In the absence of direct evidence on the procedures followed by the staff with respect to serving alcohol, Justice Sloane was not prepared to grant the summary judgment.  The motion was dismissed with costs.

Case Summary: Can a defence medical exam be performed by someone who is not a “health practitioner”?

Written by: Rikin Morzaria

Ziebenhaus v. Bahlieda, 2015 ONCA 471

In this decision, the Court of Appeal considered the inherent jurisdiction of the court to order a party to undergo a defence medical examination by someone who is not a “health practitioner” as defined by s. 105 of the Courts of Justice Act. The Court acknowledged at the outset that there was conflicting case law on the issue.

The original motion arose from a request by a defendant to have the plaintiff undergo a vocational assessment by a certified vocational evaluator. The plaintiff refused to attend on the basis that the proposed evaluator was not a health practitioner as defined by s. 105 of the Courts of Justice Act.

Both the motions judge and the Divisional Court ordered the plaintiff to undergo the examination.
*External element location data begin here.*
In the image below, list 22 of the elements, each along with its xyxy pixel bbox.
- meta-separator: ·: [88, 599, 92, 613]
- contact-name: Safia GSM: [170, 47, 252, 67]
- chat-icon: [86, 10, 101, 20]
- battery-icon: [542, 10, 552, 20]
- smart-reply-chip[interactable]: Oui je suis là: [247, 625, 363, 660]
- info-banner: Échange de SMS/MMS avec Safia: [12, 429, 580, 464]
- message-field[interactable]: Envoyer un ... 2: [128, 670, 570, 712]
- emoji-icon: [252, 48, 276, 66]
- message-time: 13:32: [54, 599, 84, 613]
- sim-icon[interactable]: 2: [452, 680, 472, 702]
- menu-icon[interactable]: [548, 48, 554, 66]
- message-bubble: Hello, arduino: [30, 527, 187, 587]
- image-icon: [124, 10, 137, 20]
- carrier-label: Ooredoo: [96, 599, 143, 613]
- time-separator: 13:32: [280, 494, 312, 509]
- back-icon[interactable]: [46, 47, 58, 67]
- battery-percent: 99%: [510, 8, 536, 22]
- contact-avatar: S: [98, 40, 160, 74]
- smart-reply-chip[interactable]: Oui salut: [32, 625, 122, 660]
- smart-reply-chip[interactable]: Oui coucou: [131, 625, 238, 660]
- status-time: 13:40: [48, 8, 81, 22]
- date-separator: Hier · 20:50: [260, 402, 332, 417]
The parties agreed that the vocational assessor was not a health practitioner. The plaintiffs argued that, by enacting s. 105 of the CJA, the legislature had defined a category of persons who may conduct an examination. Consequently, the plaintiff submitted that the court does not have inherent jurisdiction to order an examination by someone who does not qualify as a health practitioner.

The Court of Appeal disagreed. It endorsed the line of cases that held that a court may exercise its inherent jurisdiction to order such an assessment to ensure justice between the parties is done. In doing so, it endorsed the view that s. 105 does not “occupy the field” of defence medical examinations. Assessments such as vocational assessments and FAEs are not properly characterized as diagnostic aids to the opinions of health practitioners, but precluding their use in litigation would be contrary to good policy. The Court found that this left a gap in statutory provisions. The language of s. 105 of the CJA and Rule 33 is not clear and precise language intended to remove the inherent jurisdiction of the court to prevent abuse and to ensure fairness in the trial process. However, the inherent jurisdiction is to be used “only sparingly and in clear cases, when the moving party demonstrates that it is necessary to ensure justice and fairness.” Importantly, the Court held that this should not be seen as extending the reach of s. 105.

The Court found no reason to interfere with the motion judge’s decision that the vocational assessment was required in that case to ensure fairness between the parties.